Consider the state of the art of neurology in understanding brain function.
The most important tool used has arguably been the microprobe. In other words, a little
needle for poking around. We have been probing and probing for decades, combining
it with a growing understanding of molecular biology and more recently using imaging
technology.
But what makes you conscious? We currently don't have a clue. How
do we organize our memories and index them in an associative way?
Nobody definitely knows.
Like most chimpanzees who don't seem to have the capacity to
figure out that the reflection they are looking at in the mirror is of themselves,
perhaps how the brain functions, consciousness arises and memory is organized alludes
us simply because we aren't smart enough to see it.
But perhaps one day there will be a breakthrough.
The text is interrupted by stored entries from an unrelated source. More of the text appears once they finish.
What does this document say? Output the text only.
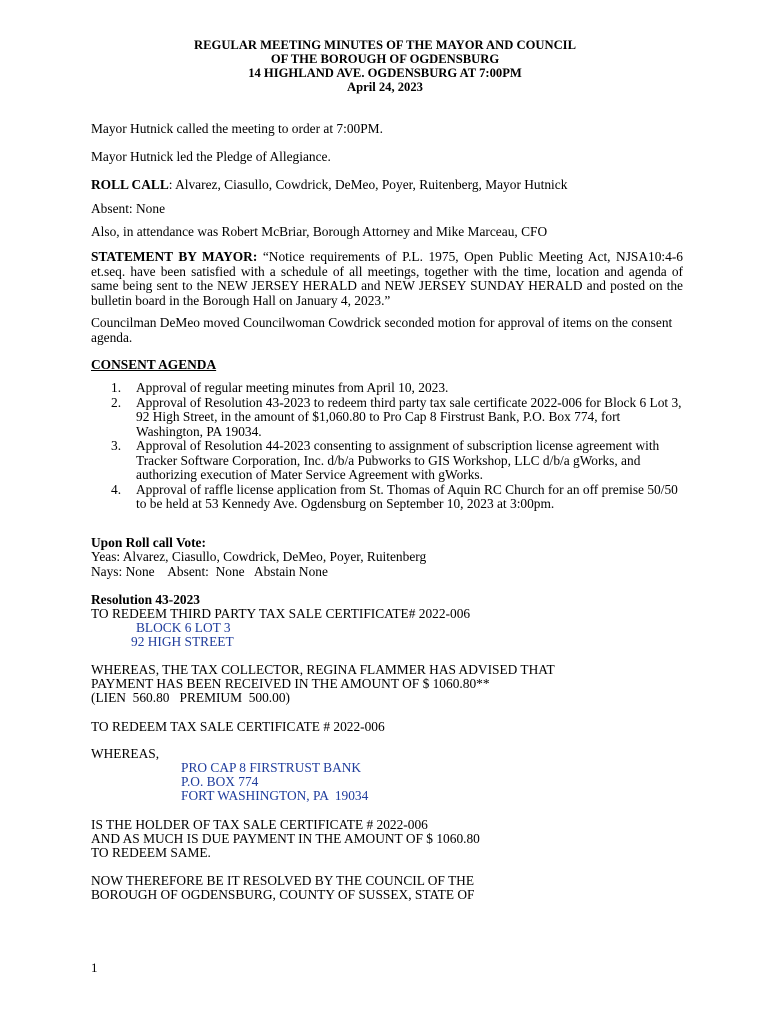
REGULAR MEETING MINUTES OF THE MAYOR AND COUNCIL
OF THE BOROUGH OF OGDENSBURG
14 HIGHLAND AVE. OGDENSBURG AT 7:00PM
April 24, 2023
Mayor Hutnick called the meeting to order at 7:00PM.
Mayor Hutnick led the Pledge of Allegiance.
ROLL CALL: Alvarez, Ciasullo, Cowdrick, DeMeo, Poyer, Ruitenberg, Mayor Hutnick
Absent: None
Also, in attendance was Robert McBriar, Borough Attorney and Mike Marceau, CFO
STATEMENT BY MAYOR: “Notice requirements of P.L. 1975, Open Public Meeting Act, NJSA10:4-6 et.seq. have been satisfied with a schedule of all meetings, together with the time, location and agenda of same being sent to the NEW JERSEY HERALD and NEW JERSEY SUNDAY HERALD and posted on the bulletin board in the Borough Hall on January 4, 2023.”
Councilman DeMeo moved Councilwoman Cowdrick seconded motion for approval of items on the consent agenda.
CONSENT AGENDA
1. Approval of regular meeting minutes from April 10, 2023.
2. Approval of Resolution 43-2023 to redeem third party tax sale certificate 2022-006 for Block 6 Lot 3, 92 High Street, in the amount of $1,060.80 to Pro Cap 8 Firstrust Bank, P.O. Box 774, fort Washington, PA 19034.
3. Approval of Resolution 44-2023 consenting to assignment of subscription license agreement with Tracker Software Corporation, Inc. d/b/a Pubworks to GIS Workshop, LLC d/b/a gWorks, and authorizing execution of Mater Service Agreement with gWorks.
4. Approval of raffle license application from St. Thomas of Aquin RC Church for an off premise 50/50 to be held at 53 Kennedy Ave. Ogdensburg on September 10, 2023 at 3:00pm.
Upon Roll call Vote:
Yeas: Alvarez, Ciasullo, Cowdrick, DeMeo, Poyer, Ruitenberg
Nays: None    Absent:  None   Abstain None
Resolution 43-2023
TO REDEEM THIRD PARTY TAX SALE CERTIFICATE# 2022-006
BLOCK 6 LOT 3
92 HIGH STREET
WHEREAS, THE TAX COLLECTOR, REGINA FLAMMER HAS ADVISED THAT
PAYMENT HAS BEEN RECEIVED IN THE AMOUNT OF $ 1060.80**
(LIEN  560.80   PREMIUM  500.00)
TO REDEEM TAX SALE CERTIFICATE # 2022-006
WHEREAS,
PRO CAP 8 FIRSTRUST BANK
P.O. BOX 774
FORT WASHINGTON, PA  19034
IS THE HOLDER OF TAX SALE CERTIFICATE # 2022-006
AND AS MUCH IS DUE PAYMENT IN THE AMOUNT OF $ 1060.80
TO REDEEM SAME.
NOW THEREFORE BE IT RESOLVED BY THE COUNCIL OF THE
BOROUGH OF OGDENSBURG, COUNTY OF SUSSEX, STATE OF
1
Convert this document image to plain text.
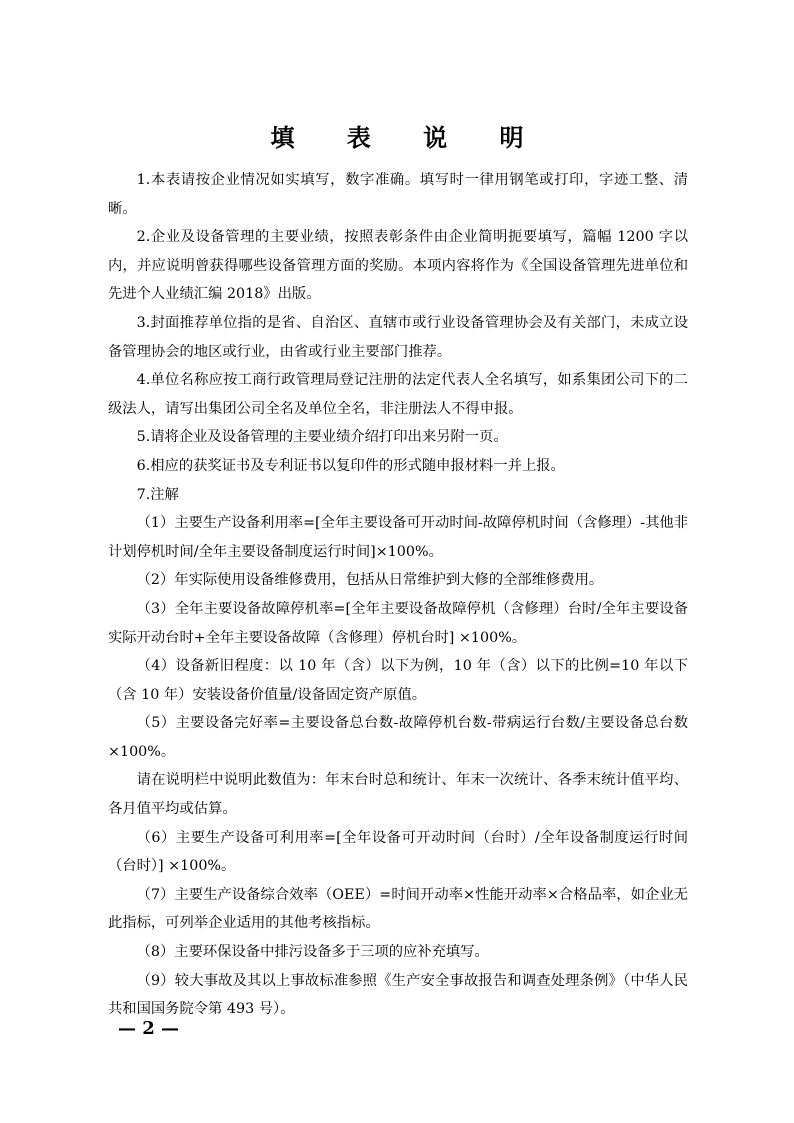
填 表 说 明

1.本表请按企业情况如实填写，数字准确。填写时一律用钢笔或打印，字迹工整、清晰。

2.企业及设备管理的主要业绩，按照表彰条件由企业简明扼要填写，篇幅 1200 字以内，并应说明曾获得哪些设备管理方面的奖励。本项内容将作为《全国设备管理先进单位和先进个人业绩汇编 2018》出版。

3.封面推荐单位指的是省、自治区、直辖市或行业设备管理协会及有关部门，未成立设备管理协会的地区或行业，由省或行业主要部门推荐。

4.单位名称应按工商行政管理局登记注册的法定代表人全名填写，如系集团公司下的二级法人，请写出集团公司全名及单位全名，非注册法人不得申报。

5.请将企业及设备管理的主要业绩介绍打印出来另附一页。

6.相应的获奖证书及专利证书以复印件的形式随申报材料一并上报。

7.注解

（1）主要生产设备利用率=[全年主要设备可开动时间-故障停机时间（含修理）-其他非计划停机时间/全年主要设备制度运行时间]×100%。

（2）年实际使用设备维修费用，包括从日常维护到大修的全部维修费用。

（3）全年主要设备故障停机率=[全年主要设备故障停机（含修理）台时/全年主要设备实际开动台时+全年主要设备故障（含修理）停机台时] ×100%。

（4）设备新旧程度：以 10 年（含）以下为例，10 年（含）以下的比例=10 年以下（含 10 年）安装设备价值量/设备固定资产原值。

（5）主要设备完好率=主要设备总台数-故障停机台数-带病运行台数/主要设备总台数×100%。

请在说明栏中说明此数值为：年末台时总和统计、年末一次统计、各季末统计值平均、各月值平均或估算。

（6）主要生产设备可利用率=[全年设备可开动时间（台时）/全年设备制度运行时间（台时）] ×100%。

（7）主要生产设备综合效率（OEE）=时间开动率×性能开动率×合格品率，如企业无此指标，可列举企业适用的其他考核指标。

（8）主要环保设备中排污设备多于三项的应补充填写。

（9）较大事故及其以上事故标准参照《生产安全事故报告和调查处理条例》（中华人民共和国国务院令第 493 号）。

— 2 —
Perhaps it will come
from a single individual with a mind of a Newton, a Mozart or an Einstein.
Someone who studies brain function, "gets it" and can then explain it
to the rest of us primates.
But until that time, rest assured that somehow, as Vigne might suggest,
you come into the room one morning and discover your Toshiba notebook had
joined with the Internet to suddenly become self conscious is impossible.
No need to keep a broom handy to hit it with.
The Institute of Electrical and Electronic Engineers (IEEE) had a 2008
edition of its Spectrum magazine completely devoted to the topic of the
technological singularity.
Those articles and other resources including videos and podcasts are available here -
http://spectrum.ieee.org/static/singularity
It even includes a PDF wallchart of "who's who" in the debate -
http://spectrum.ieee.org/images/jun0.../swho_full.pdf
in what is described as "a guide to the singularity true believers, atheists,
and agnostics".
There are videos and podcasts by Vigne and articles such as "Reverse Engineering
the Brain". (Even the storage requirements of trying to image a fruit fly's brain is
staggering.)
The most impressive demonstration of machine learning to date has clearly
been IBM's Watson.
A wonderful documentary on YouTube here (Part 1 of 4) -
http://www.youtube.com/watch?v=5Gpaf6NaUEw
Episode of Watson playing Jeopary here (Day 1) -
http://www.youtube.com/watch?v=qpKoIfTukrA
But as for reaching the singularity any time soon? Keep banging the rocks together guys.